ANALYSIS & DETERMINATION

The offence of defilement under Section 8 (1) of defilement is proved if the prosecution proves that penetration occurred and that the age of the victim of such penetration was below 18 years.  Penetration is defined under Section 2 of the Sexual Offences Act as the complete or partial insertion of a persons genital organ  into the genital organ of another person.

In the present case the PW2  stated that the appellant took to a maize  farm, removed her pants and inserted his penis into her vagina. She felt pain and bled.  PW4  saw the PW2  bleeding from between her legs. PW3  so saw the PW2  bleeding and the blood stained clothes being washed by the children.

PW1, the clinical officer confirmed that the PW2's  hymen was broken.  All the above evidence corroborate the PW2's evidence that she was penetrated by the appellant using his penis.

To seal the prove of the offence, PW3 (mother of PW2) produced a Notification of Birth dated 26/1/2004 serial number [particulars withheld] which was marked [particulars withheld]    .  The same was never produced as exhibit as investigating officer did not testify.  Not withstanding the foregoing lapsed, the trial court was not in any doubt that she was dealing with a child aged below 10 years. This is because she read the Notification of birth and recorded its details including the date of birth.   Even without the notification of birth, the evidence of the mother in relation to the age of her child isprima facie true unless the contrary is proved by documents or medical assessment.

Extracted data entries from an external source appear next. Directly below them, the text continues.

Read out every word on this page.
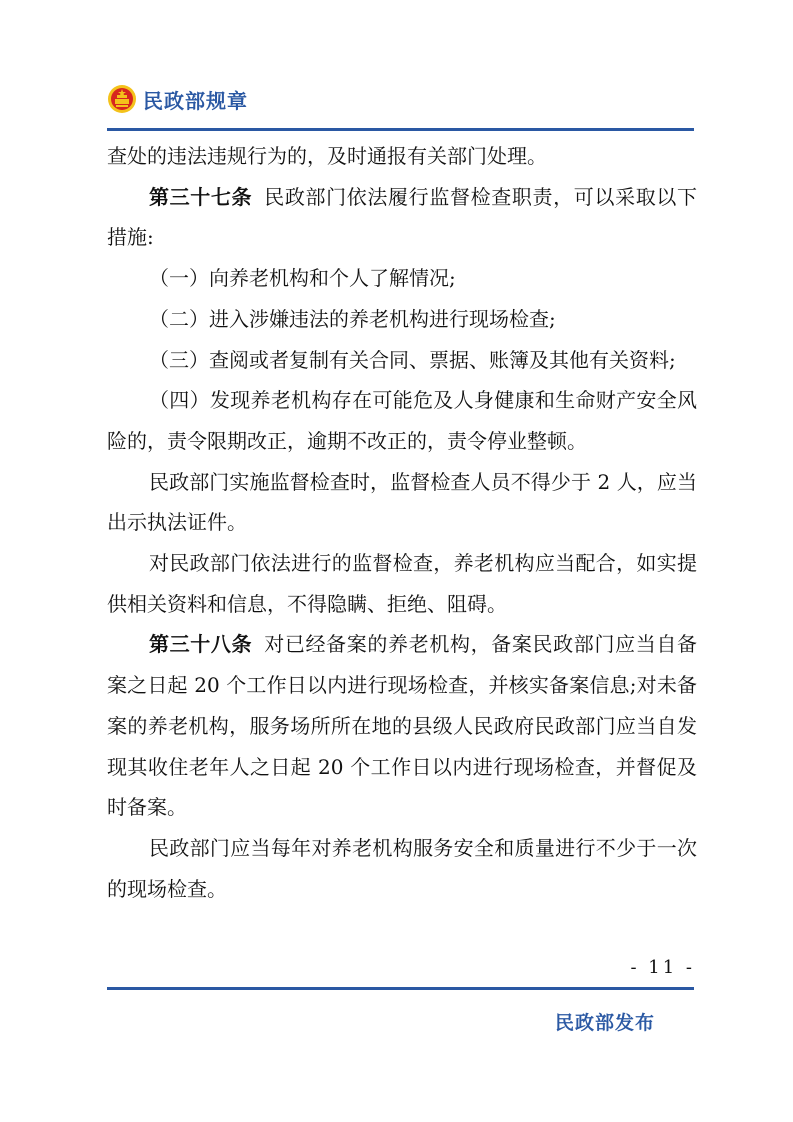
民政部规章

查处的违法违规行为的，及时通报有关部门处理。

第三十七条 民政部门依法履行监督检查职责，可以采取以下措施:

（一）向养老机构和个人了解情况;

（二）进入涉嫌违法的养老机构进行现场检查;

（三）查阅或者复制有关合同、票据、账簿及其他有关资料;

（四）发现养老机构存在可能危及人身健康和生命财产安全风险的，责令限期改正，逾期不改正的，责令停业整顿。

民政部门实施监督检查时，监督检查人员不得少于 2 人，应当出示执法证件。

对民政部门依法进行的监督检查，养老机构应当配合，如实提供相关资料和信息，不得隐瞒、拒绝、阻碍。

第三十八条 对已经备案的养老机构，备案民政部门应当自备案之日起 20 个工作日以内进行现场检查，并核实备案信息;对未备案的养老机构，服务场所所在地的县级人民政府民政部门应当自发现其收住老年人之日起 20 个工作日以内进行现场检查，并督促及时备案。

民政部门应当每年对养老机构服务安全和质量进行不少于一次的现场检查。

- 11 -
民政部发布
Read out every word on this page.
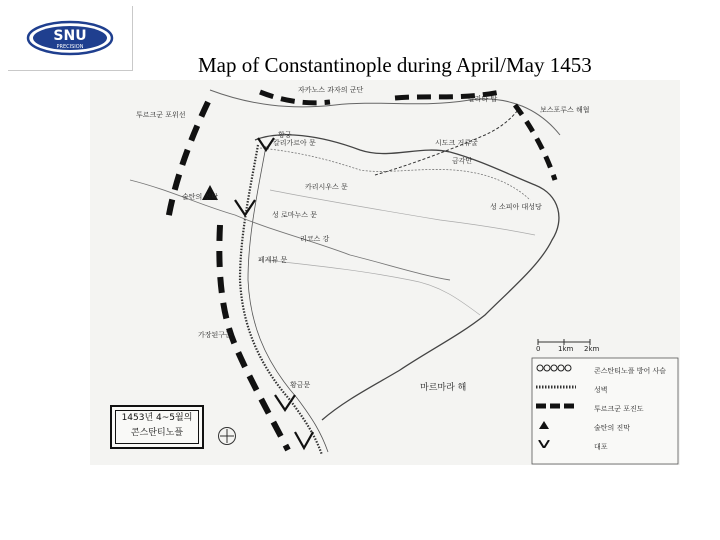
SNU
PRECISION
Map of Constantinople during April/May 1453
자카노스 과자의 군단
갈라타 탑
보스포루스 해협
황궁
칼리가르아 문	시도크 거류굴
금각만
카리시우스 문
성 소피아 대성당
성 로마누스 문
리코스 강
페게뷰 문
황금문	마르마라 해
투르크군 포위선
술탄의 진막
가장된구근
0	1km 2km
콘스탄티노플 방어 사슬
성벽
투르크군 포진도
술탄의 진막
대포
1453년 4~5월의
콘스탄티노플
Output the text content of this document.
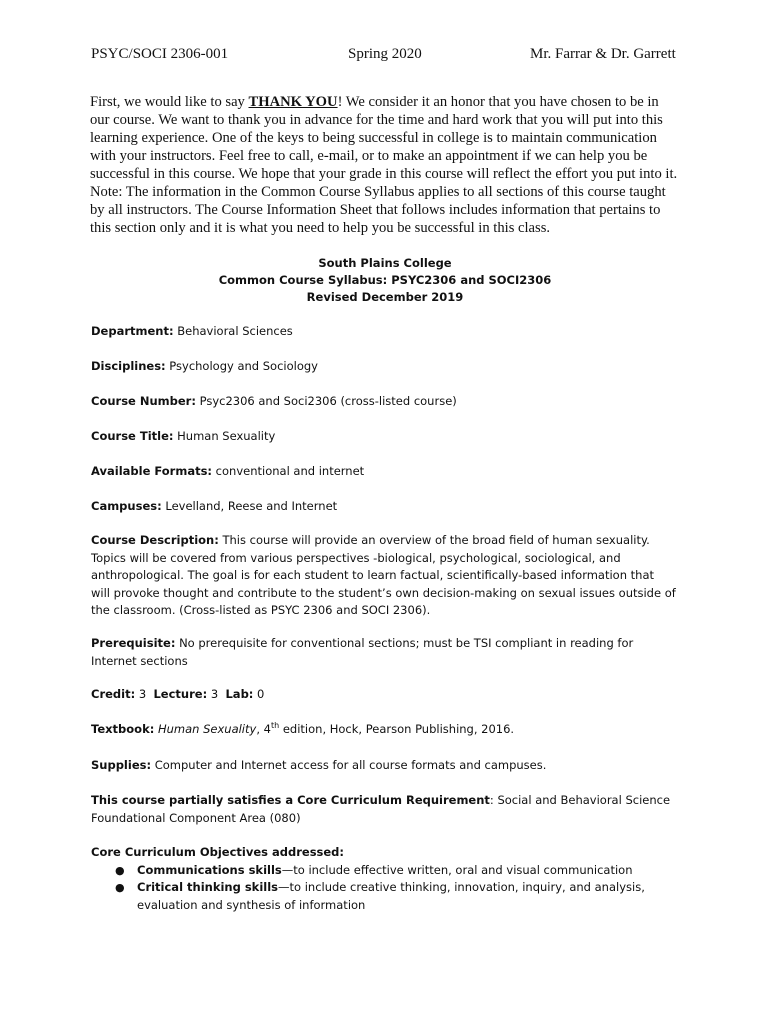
PSYC/SOCI 2306-001	Spring 2020	Mr. Farrar & Dr. Garrett

First, we would like to say THANK YOU! We consider it an honor that you have chosen to be in our course. We want to thank you in advance for the time and hard work that you will put into this learning experience. One of the keys to being successful in college is to maintain communication with your instructors. Feel free to call, e-mail, or to make an appointment if we can help you be successful in this course. We hope that your grade in this course will reflect the effort you put into it.

Note: The information in the Common Course Syllabus applies to all sections of this course taught by all instructors. The Course Information Sheet that follows includes information that pertains to this section only and it is what you need to help you be successful in this class.

South Plains College
Common Course Syllabus: PSYC2306 and SOCI2306
Revised December 2019
Department: Behavioral Sciences
Disciplines: Psychology and Sociology
Course Number: Psyc2306 and Soci2306 (cross-listed course)
Course Title: Human Sexuality
Available Formats: conventional and internet
Campuses: Levelland, Reese and Internet
Course Description: This course will provide an overview of the broad field of human sexuality. Topics will be covered from various perspectives -biological, psychological, sociological, and anthropological. The goal is for each student to learn factual, scientifically-based information that will provoke thought and contribute to the student’s own decision-making on sexual issues outside of the classroom. (Cross-listed as PSYC 2306 and SOCI 2306).
Prerequisite: No prerequisite for conventional sections; must be TSI compliant in reading for Internet sections
Credit: 3 Lecture: 3 Lab: 0
Textbook: Human Sexuality, 4th edition, Hock, Pearson Publishing, 2016.
Supplies: Computer and Internet access for all course formats and campuses.
This course partially satisfies a Core Curriculum Requirement: Social and Behavioral Science Foundational Component Area (080)
Core Curriculum Objectives addressed:
● Communications skills—to include effective written, oral and visual communication
● Critical thinking skills—to include creative thinking, innovation, inquiry, and analysis, evaluation and synthesis of information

Consequentially this court finds that the trial court6 never erred in convicting the appellant because the evidence adduced by the prosecution  proved the offence beyond reasonable doubts.

As regards the sentence, the  trial court correctly awarded the prescribed sentence under section 8 (2)  of the Sexual Offences Act. The law is worded in mandatory  terms and as such there is no alternative sentence is available.  This court agrees with the respondent that  the trial court never erred in convicting and sentencing the appellant.

DISPOSITION

The appeal is therefore  devoid of merits and is hereby dismissed.

Signed, dated and delivered this 21st day of November 2013.